For anyone who has been mesmerised by the sheer number of stars that make up a clear night sky, it seems incredible that what we can see, even with a telescope, is but a small fraction of what is actually out there. In fact, more than 80 per cent of the material of the universe is invisible to even the best instruments.

It is called "dark" matter because, unlike the "bright" matter of the visible stars, galaxies and planets, it is invisible, even though its gravitational presence can be felt. What dark matter is made of, however remains a mystery.

Fritz Zwicky, a Swiss astronomer, was the first to postulate the existence of dark matter in 1933 when he observed clusters of galaxies beyond our own Milky Way.
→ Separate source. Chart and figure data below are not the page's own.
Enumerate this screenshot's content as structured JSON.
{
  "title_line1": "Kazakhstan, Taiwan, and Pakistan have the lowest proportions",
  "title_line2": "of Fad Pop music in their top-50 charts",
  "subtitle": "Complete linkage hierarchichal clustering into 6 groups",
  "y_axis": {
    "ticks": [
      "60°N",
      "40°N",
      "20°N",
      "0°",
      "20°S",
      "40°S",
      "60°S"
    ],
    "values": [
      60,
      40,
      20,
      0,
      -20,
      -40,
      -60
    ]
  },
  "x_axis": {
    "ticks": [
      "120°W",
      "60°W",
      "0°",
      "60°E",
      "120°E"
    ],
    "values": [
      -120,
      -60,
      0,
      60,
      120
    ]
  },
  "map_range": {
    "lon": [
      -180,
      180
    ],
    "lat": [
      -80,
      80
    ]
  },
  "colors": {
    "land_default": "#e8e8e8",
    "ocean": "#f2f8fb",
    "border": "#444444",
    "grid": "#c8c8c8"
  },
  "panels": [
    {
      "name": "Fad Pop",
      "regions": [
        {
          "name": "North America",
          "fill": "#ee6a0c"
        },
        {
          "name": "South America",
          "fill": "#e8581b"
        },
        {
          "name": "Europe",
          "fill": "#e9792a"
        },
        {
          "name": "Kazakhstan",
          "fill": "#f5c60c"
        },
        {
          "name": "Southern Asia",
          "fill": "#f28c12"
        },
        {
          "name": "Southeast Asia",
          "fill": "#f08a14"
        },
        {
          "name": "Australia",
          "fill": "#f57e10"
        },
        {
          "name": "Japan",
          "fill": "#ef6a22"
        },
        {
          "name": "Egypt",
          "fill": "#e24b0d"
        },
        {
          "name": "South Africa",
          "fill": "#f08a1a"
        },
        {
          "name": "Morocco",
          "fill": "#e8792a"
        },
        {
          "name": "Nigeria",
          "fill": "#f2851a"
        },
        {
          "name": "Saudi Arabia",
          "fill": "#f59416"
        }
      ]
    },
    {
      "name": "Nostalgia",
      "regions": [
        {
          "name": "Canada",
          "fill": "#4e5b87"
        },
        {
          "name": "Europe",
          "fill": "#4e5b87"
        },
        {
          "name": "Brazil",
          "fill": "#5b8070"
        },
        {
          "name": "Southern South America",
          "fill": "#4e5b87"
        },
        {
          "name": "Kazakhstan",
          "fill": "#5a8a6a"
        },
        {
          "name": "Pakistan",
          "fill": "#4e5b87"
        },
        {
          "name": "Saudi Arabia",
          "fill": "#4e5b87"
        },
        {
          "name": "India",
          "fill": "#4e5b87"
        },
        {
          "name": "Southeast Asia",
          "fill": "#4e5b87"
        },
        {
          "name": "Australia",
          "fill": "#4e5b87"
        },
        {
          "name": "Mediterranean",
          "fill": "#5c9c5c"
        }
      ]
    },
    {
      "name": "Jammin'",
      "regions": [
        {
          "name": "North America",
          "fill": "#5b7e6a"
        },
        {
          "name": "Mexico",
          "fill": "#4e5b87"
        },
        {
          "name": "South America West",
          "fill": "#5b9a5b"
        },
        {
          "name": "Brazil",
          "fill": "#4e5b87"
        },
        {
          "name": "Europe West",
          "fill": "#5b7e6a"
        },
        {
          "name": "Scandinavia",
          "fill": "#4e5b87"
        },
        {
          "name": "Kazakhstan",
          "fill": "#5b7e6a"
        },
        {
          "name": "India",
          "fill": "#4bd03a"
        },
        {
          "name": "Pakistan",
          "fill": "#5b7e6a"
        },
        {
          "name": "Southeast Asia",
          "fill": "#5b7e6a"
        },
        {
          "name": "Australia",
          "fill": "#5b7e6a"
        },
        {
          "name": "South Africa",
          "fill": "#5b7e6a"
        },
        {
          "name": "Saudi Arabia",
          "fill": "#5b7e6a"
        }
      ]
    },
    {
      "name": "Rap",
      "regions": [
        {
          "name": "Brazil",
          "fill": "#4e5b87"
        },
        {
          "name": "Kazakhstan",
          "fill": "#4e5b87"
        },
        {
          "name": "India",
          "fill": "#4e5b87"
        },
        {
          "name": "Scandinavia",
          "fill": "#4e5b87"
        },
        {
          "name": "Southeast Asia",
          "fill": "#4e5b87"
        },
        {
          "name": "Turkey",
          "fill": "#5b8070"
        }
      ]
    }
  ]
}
Zwicky said that these distant galaxies were moving too fast to be held together by the gravity of the visible stars they contain.

Confirmation of Zwicky's idea came in the 1970s when astronomers measured the speed at which stars moved inside and on the outer edges of galactic discs. To their surprise, the outer stars were travelling just as fast as the inner stars. Gravitational theory suggested that the outermost stars should be travelling more slowly.
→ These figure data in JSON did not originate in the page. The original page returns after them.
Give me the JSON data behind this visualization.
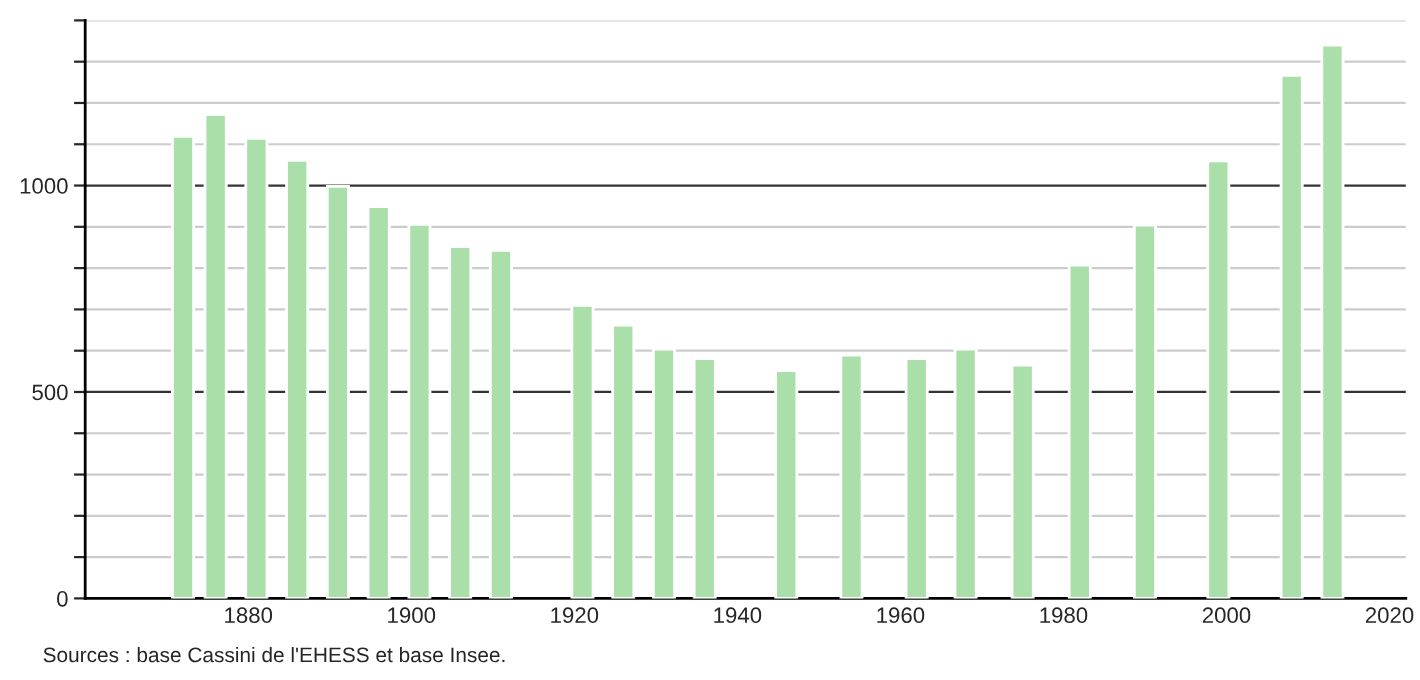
{
  "chart_data": {
    "type": "bar",
    "x": [
      1872,
      1876,
      1881,
      1886,
      1891,
      1896,
      1901,
      1906,
      1911,
      1921,
      1926,
      1931,
      1936,
      1946,
      1954,
      1962,
      1968,
      1975,
      1982,
      1990,
      1999,
      2008,
      2013
    ],
    "values": [
      1119,
      1172,
      1114,
      1061,
      998,
      949,
      906,
      852,
      843,
      710,
      662,
      604,
      581,
      552,
      589,
      581,
      604,
      565,
      807,
      904,
      1060,
      1267,
      1340
    ],
    "color": "#aadfaa",
    "xlim": [
      1860,
      2022
    ],
    "xticks": [
      1880,
      1900,
      1920,
      1940,
      1960,
      1980,
      2000,
      2020
    ],
    "ylim": [
      0,
      1400
    ],
    "yticks": [
      0,
      {
        "value": 100,
        "label": null
      },
      {
        "value": 200,
        "label": null
      },
      {
        "value": 300,
        "label": null
      },
      {
        "value": 400,
        "label": null
      },
      500,
      {
        "value": 600,
        "label": null
      },
      {
        "value": 700,
        "label": null
      },
      {
        "value": 800,
        "label": null
      },
      {
        "value": 900,
        "label": null
      },
      1000,
      {
        "value": 1100,
        "label": null
      },
      {
        "value": 1200,
        "label": null
      },
      {
        "value": 1300,
        "label": null
      },
      {
        "value": 1400,
        "label": null
      }
    ],
    "grid": "y",
    "annotations": [
      "Sources : base Cassini de l'EHESS et base Insee."
    ]
  }
}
The only reasonable explanation was that each galaxy had up to 10 times more mass than could be seen. This extra material was creating the additional gravity that kept the outer stars from slowing down.

The latest findings from the Hubble space telescope, released at the American Astronomical Society in Seattle yesterday, suggest that dark matter forms an invisible "scaffold" around which the ordinary matter of the stars and galaxies have formed. The map of dark matter has been likened to a three-dimensional X-ray of the skeleton on which the "flesh" of the visible universe is hung.

Knowing the whereabouts of the dark matter is critical to understanding how galaxies formed and how they began to accumulate into clusters over the 13.7 billion years since the Big Bang.

Critically, comparing the distribution maps of bright and dark matter may point to important differences between them. Several experiments on Earth are designed to capture the elusive subatomic particles that may account for the missing mass.

Many scientists now feel that we are on the verge of discovering what it is that has formed such an immense part of the universe.